MONDAY SCOUTING REPORT
The stock market is coming off of a rare down week, with the S&P 500 falling 2.1% by Friday’s close.
Meanwhile, the latest reports continue to suggest that the U.S. is heading for a spring swoon. As such, everyone will be looking for clues of a pick-up or slowdown in economic activity.
Indeed, this week will be busy with economic data, and major companies like Caterpillar, Apple, Boeing, Starbucks, and ExxonMobil all announcing their Q1 financial results.
- Deflation – The inflation hawks have been silenced as commodities prices tumbled. “The CRB Index has fallen nearly 9% over the past three months,” noted Marc Chandler of Brown Brothers. Sure, inflation doesn’t appear to be a near-term threat. But falling prices could be a sign of bad news. “Commodity markets are certainly turning in to the new radio wave of slower global economic growth as they have not done since the start of the Great Recession in 2007-2008,” said Wells Fargo’s John Silvia.

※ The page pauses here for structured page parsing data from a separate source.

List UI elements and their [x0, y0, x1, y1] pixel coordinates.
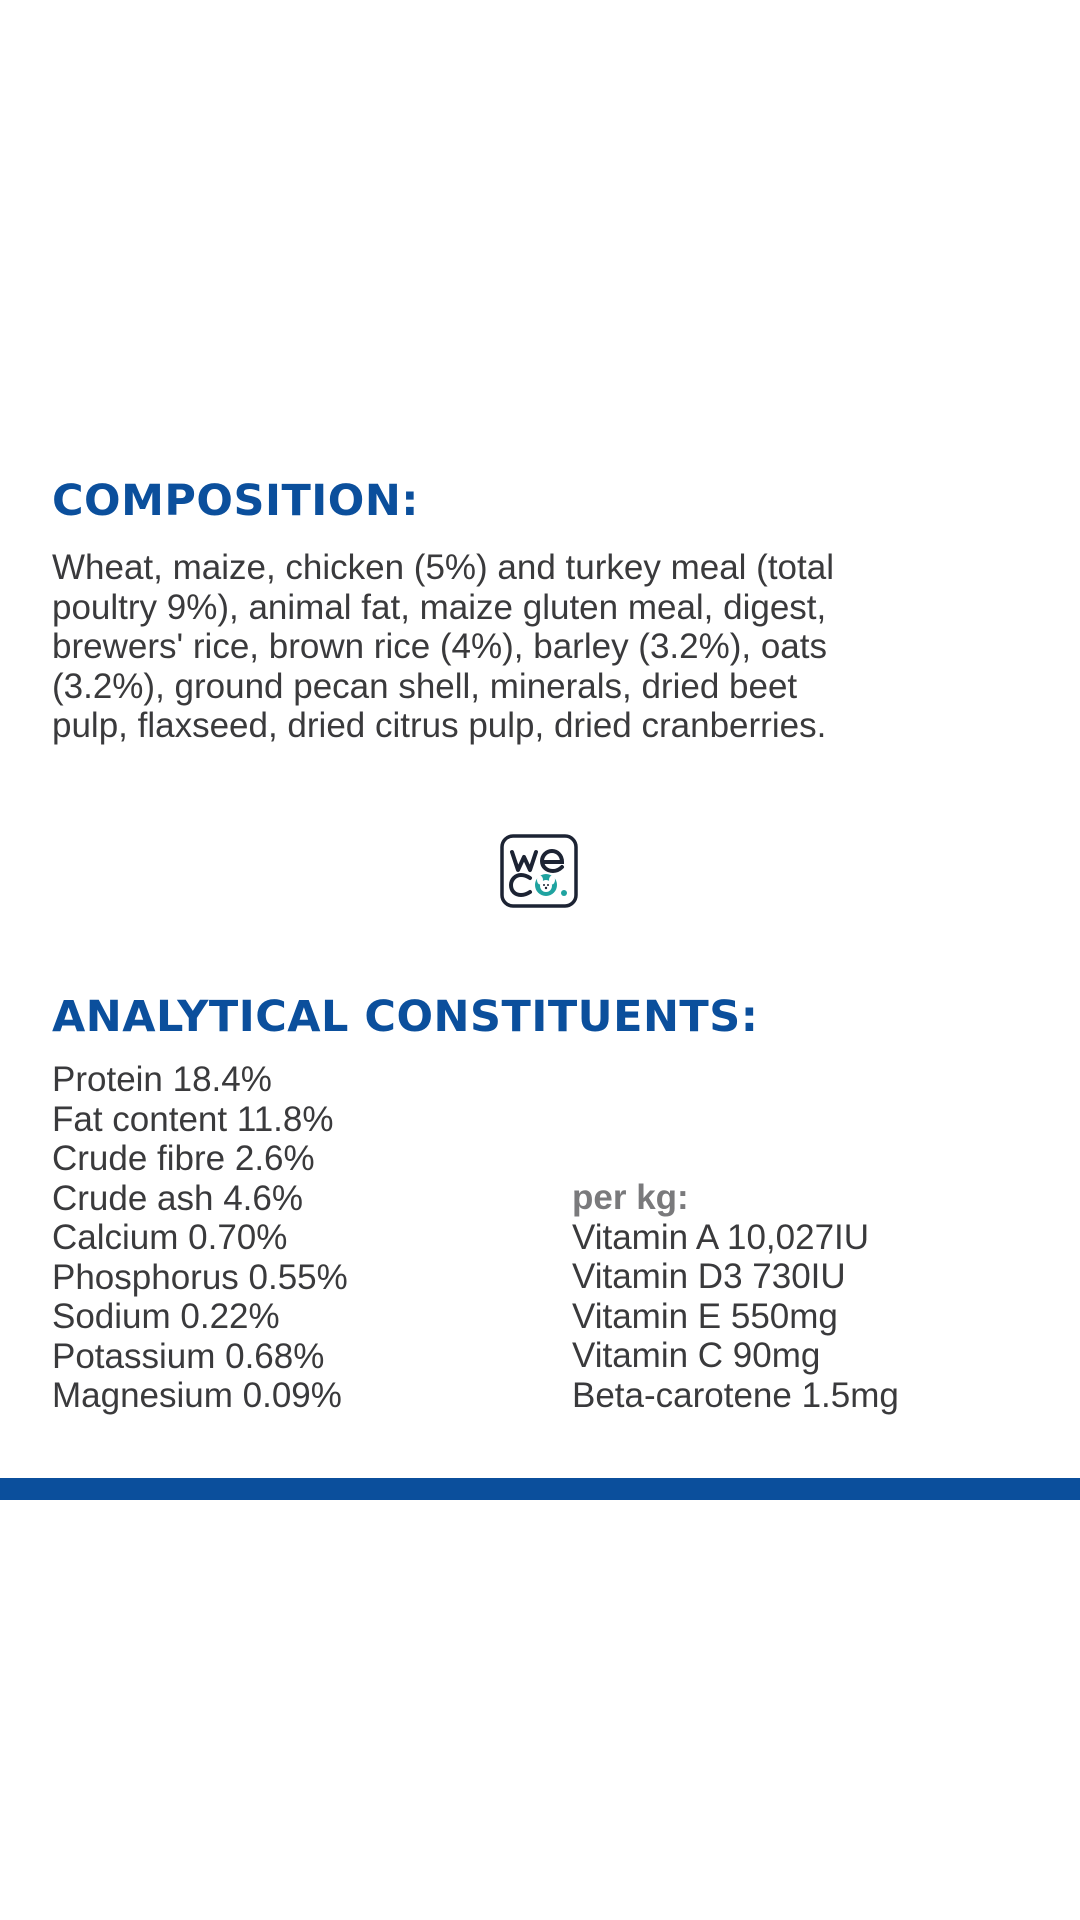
analytical-constituents-heading: ANALYTICAL CONSTITUENTS:	[52, 992, 759, 1042]
constituent-item: Sodium 0.22%	[52, 1297, 280, 1336]
composition-heading: COMPOSITION:	[52, 476, 420, 526]
vitamin-item: Vitamin A 10,027IU	[572, 1217, 870, 1257]
composition-line: brewers' rice, brown rice (4%), barley (…	[52, 627, 827, 666]
weco-dog-logo-icon	[500, 834, 578, 908]
vitamins-list: per kg: Vitamin A 10,027IU Vitamin D3 73…	[572, 1178, 899, 1415]
constituents-list: Protein 18.4% Fat content 11.8% Crude fi…	[52, 1060, 348, 1416]
constituent-item: Magnesium 0.09%	[52, 1376, 342, 1415]
constituent-item: Crude ash 4.6%	[52, 1178, 303, 1218]
constituent-item: Potassium 0.68%	[52, 1336, 325, 1376]
bottom-divider-bar	[0, 1478, 1080, 1500]
constituent-item: Phosphorus 0.55%	[52, 1257, 348, 1297]
vitamin-item: Vitamin C 90mg	[572, 1336, 821, 1375]
vitamin-item: Vitamin D3 730IU	[572, 1257, 846, 1296]
composition-line: pulp, flaxseed, dried citrus pulp, dried…	[52, 706, 827, 745]
vitamin-item: Vitamin E 550mg	[572, 1296, 838, 1336]
vitamin-item: Beta-carotene 1.5mg	[572, 1375, 899, 1415]
composition-line: Wheat, maize, chicken (5%) and turkey me…	[52, 548, 834, 587]
constituent-item: Fat content 11.8%	[52, 1099, 334, 1139]
constituent-item: Crude fibre 2.6%	[52, 1139, 315, 1178]
constituent-item: Protein 18.4%	[52, 1060, 272, 1099]
constituent-item: Calcium 0.70%	[52, 1218, 288, 1257]
composition-text: Wheat, maize, chicken (5%) and turkey me…	[52, 548, 834, 746]
composition-line: poultry 9%), animal fat, maize gluten me…	[52, 587, 827, 627]
composition-line: (3.2%), ground pecan shell, minerals, dr…	[52, 666, 798, 706]
per-kg-label: per kg:	[572, 1178, 689, 1217]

- Exogenous Shocks – The horrific bombing at the Boston Marathon, the tragic explosion at the West fertiliser plant in Texas, and the devastating earthquake in Sichuan, China last week are just a few reminders that we can be blindsided by any number of exogenous shocks. Some can be caused by accidents, some can be caused by mother nature, and some can be caused by pure evil. In addition to having a sad human toll, these events usually come with unfavorable impacts on the financial markets and the economy.
- Existing Home Sales (Monday) and New Home Sales (Tuesday): Economists estimate that existing home sales climbed by 0.4% in March. “Some of the surge in the condo/co-op component in February was probably reversed in March,” said High Frequency Economics’ Jim O’Sullivan who is expecting a decline. New Home sales are expected to climb 1.9%. “The drop in sales in February was probably at least partly reversed,” said O’Sullivan.
- Durable Goods Orders (Wednesday): Economists estimate a 2.9% drop in March orders. “Our expectation is that the stronger headline reading from February will be reversed,” said Wells Fargo’s John Silvia. “Durable orders likely fell 1.8 per cent in March as the volatile swings in aircraft and defence orders continue. Excluding transportation orders, we expect new orders to increase 0.2 per cent for the month.” “Through the rest of this year, we expect business fixed investment to slowly pick up and, thus, core capital goods orders should return to a more robust pace of growth as the year progresses.”
- Q1 GDP (Friday): Economists estimate that GDP grew at a 3.1% rate during the first three months of the year. “Consumer spending appears to have accelerated in Q1, despite concerns of drag from higher payroll taxes and higher tax rates on upper income individuals,” said UBS’s Kevin Cummins. “Net export appear to have shaved about 0.4 percentage points from growth, as some of the pickup in consumer spending likely boosted imports. Federal spending appears to have rebounded after plunging in Q4. But business investment probably softened.”
“Of the 102 companies that have reported earnings to dat for Q1 2013, 72% have reported earnings above the mean estimate and 45% have reported revenues above the mean estimate,” said FactSet’s John Butters.
Despite the beats, growth is expected to be just above break even. And this is as corporate profit margins sit at record highs. This is a combination that has market sceptics like John Hussman concerned.
“This fragile equilibrium that we’re in because of monetary policy, because of fiscal policy, and because of the combination of yield-seeking plus the apperence of yield through forward operating earnings because profit margins are elevated — this creates an environment where stock returns prospectively are very low,” he argued in a recent presentation.
Hussman sees 3.5% average annual returns in the stock market over the next 10 years.